Serves 6
I love donuts. They are the quintessential hot coffee pairing. Whether you dunk or simply sip coffee with your donut, part of the whole experience is the way the coffee makes the donut’s sweetness dissolve on your tongue. Inspired by that moment of chemistry, we created a warm donut soup. It has to be just a little warmer than body temperature, not like ultra-hot coffee that annihilates your tongue. It needs to be just subtle and inviting, so you experience all of the flavors in this smooth, silky, liquid that is as comforting as it is delicious.
45 grams boiling water
45 grams whole milk
245 grams sugar
5 grams instant yeast
225 grams all-purpose flour, plus more for rolling the dough
25 grams unsalted butter, room temperature
55 grams (1 large) egg
Canola oil for frying
60 grams water
400 grams confectioners’ sugar
75 grams unsalted butter, room temperature
5 grams vanilla extract
175 grams glazed Donuts
500 grams whole milk
15 grams confectioners’ sugar
3 grams vanilla bean seeds, scraped from 1 split vanilla bean
Bring the water to a boil, then add with the milk and sugar to a medium bowl. Use a rubber spatula to mix until the sugar is dissolved, then stir in the yeast. Let the mixture sit for 10 minutes to activate the yeast. Put the flour and butter in a separate bowl and use your fingers or a pastry blender to cut the flour and butter together until the butter looks like small beads or pebbles. Form a well in the center of the bowl and pour in the yeast mixture. Add the egg and mix well with a spatula or clean hands to form a soft, sticky dough. Grease a clean mixing bowl, put the dough inside, and cover with plastic wrap. Let the dough proof at room temperature for 1 hour.
Heat a deep fat fryer or a pot of oil on the stove to 325°F.
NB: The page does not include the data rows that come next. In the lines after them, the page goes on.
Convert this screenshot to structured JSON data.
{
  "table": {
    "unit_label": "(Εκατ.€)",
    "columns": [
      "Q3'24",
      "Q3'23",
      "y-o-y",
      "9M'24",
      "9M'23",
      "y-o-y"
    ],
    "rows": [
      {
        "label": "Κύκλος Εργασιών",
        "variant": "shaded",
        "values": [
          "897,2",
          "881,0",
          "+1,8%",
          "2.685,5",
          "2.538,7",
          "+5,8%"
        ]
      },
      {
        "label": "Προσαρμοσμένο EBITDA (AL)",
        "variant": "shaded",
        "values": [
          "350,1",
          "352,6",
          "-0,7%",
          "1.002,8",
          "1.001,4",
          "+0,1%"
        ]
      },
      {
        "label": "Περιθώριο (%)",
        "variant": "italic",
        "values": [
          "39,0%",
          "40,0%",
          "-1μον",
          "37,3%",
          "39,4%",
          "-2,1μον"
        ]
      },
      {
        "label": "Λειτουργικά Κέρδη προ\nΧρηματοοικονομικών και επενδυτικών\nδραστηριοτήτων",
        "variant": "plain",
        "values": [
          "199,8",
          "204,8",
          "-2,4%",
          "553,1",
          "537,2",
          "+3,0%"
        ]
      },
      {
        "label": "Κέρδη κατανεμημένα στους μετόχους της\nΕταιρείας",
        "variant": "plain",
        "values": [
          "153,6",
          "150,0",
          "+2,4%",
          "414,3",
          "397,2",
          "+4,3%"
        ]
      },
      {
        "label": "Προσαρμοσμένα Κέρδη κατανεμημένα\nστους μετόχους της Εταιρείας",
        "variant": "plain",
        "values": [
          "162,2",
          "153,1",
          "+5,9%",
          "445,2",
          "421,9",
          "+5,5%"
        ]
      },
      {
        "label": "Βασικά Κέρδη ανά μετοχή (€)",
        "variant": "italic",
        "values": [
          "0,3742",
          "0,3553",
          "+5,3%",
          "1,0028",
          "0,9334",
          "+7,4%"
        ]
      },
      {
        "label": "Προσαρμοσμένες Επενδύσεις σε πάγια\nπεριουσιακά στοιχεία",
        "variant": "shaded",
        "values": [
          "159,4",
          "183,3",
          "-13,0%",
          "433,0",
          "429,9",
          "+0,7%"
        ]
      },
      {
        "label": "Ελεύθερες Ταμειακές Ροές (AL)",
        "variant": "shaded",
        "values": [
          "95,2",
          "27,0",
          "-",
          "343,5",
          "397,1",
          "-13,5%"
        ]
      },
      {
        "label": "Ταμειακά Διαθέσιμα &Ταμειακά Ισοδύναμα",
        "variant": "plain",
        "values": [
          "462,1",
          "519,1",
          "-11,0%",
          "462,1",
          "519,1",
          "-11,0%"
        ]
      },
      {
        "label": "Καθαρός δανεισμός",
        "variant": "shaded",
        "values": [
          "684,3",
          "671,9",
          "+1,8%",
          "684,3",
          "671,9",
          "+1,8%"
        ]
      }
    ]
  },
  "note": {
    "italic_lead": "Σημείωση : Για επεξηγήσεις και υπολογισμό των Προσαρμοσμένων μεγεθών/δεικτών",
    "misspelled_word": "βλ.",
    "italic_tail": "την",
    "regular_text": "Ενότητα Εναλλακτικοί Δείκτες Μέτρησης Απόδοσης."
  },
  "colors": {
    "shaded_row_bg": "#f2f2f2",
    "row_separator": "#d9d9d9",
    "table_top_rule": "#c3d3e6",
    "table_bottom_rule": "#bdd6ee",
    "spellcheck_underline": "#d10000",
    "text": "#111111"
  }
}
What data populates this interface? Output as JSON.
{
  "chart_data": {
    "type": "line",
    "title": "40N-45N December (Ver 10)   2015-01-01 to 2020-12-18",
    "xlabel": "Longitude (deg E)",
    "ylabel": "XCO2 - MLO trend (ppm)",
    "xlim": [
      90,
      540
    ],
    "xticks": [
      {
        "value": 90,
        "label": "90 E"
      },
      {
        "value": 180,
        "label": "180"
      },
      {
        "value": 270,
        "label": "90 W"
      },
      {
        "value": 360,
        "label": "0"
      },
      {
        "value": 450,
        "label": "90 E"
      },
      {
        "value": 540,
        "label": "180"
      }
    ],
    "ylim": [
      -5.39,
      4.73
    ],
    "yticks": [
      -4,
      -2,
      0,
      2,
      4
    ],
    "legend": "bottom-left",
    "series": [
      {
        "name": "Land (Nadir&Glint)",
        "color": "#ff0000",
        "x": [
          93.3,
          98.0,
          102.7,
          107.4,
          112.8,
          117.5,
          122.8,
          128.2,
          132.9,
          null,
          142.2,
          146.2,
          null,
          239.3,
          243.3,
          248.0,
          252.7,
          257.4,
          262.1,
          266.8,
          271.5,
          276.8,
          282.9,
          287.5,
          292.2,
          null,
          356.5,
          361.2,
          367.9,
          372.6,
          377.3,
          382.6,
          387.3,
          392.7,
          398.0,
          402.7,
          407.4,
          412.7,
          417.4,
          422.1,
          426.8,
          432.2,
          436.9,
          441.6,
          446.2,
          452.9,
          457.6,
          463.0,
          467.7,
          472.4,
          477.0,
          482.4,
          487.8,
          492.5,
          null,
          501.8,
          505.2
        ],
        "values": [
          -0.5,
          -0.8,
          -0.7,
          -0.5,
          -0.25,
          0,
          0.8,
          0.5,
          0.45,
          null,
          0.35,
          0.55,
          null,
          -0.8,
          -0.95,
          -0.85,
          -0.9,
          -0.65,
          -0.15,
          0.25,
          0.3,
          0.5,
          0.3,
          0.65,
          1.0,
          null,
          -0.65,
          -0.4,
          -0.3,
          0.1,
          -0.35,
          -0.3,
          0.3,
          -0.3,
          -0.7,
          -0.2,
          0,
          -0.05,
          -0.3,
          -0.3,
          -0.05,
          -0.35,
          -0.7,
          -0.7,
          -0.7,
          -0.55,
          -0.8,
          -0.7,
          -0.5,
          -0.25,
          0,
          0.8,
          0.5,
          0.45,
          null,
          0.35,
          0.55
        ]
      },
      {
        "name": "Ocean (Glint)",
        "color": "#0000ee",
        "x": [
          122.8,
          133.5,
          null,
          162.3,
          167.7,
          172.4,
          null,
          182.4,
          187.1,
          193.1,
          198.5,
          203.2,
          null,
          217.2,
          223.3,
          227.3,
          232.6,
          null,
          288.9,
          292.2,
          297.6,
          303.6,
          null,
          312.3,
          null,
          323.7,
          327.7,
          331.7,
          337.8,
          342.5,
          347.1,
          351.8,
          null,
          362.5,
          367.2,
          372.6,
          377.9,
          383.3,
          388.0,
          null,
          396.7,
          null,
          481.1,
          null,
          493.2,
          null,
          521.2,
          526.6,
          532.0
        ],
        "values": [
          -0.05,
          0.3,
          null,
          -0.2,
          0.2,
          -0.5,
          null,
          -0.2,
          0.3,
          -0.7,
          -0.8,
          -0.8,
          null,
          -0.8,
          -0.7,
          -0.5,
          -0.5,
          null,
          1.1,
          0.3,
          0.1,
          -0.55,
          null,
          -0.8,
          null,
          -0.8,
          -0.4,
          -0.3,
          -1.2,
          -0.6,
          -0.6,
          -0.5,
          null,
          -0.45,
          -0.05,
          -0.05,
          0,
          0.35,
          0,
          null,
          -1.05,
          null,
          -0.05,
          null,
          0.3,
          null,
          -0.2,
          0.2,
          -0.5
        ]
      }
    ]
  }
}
Line a sheet pan with a wire rack.
Dust your work surface with flour and turn the dough out in the center. Dust the top of the dough lightly with flour and then roll it out into a rough rectangle approximately ½ inch thick. Use a 3-inch donut cutter to punch out donuts, pushing straight down on the dough. Fry the donuts and holes a few at a time for 3 minutes, flipping them in the oil halfway through. Transfer to the wire rack and continue frying the rest of the donuts.
Bring the water to a boil. Put the sugar, butter, and vanilla in a bowl and mix. Pour the boiling water over the sugar mixture and whisk until it is all incorporated. Pour the glaze over the donuts on the cooling rack. Let cool completely on the rack.
Chop the donuts into quarters. Put them in a saucepot set over medium-low heat and cook, stirring occasionally, until the glaze begins to melt and the donuts release a yeasty aroma. Add the milk and bring to a simmer, stirring occasionally so that nothing sticks to the bottom of the pot. Remove from the heat, cover, and steep for 10 to 15 minutes.
Add the confectioners’ sugar and vanilla bean seeds. Use an immersion blender to puree the donuts in the pot until completely smooth, 2 to 3 minutes. Strain the mixture through a fine-mesh strainer. Transfer to a clean pot.
Set the pot of Donut Soup over low heat and bring to 165°F. Remove from the heat and ladle 75 grams of soup into 6 coffee cups. Serve immediately and enjoy.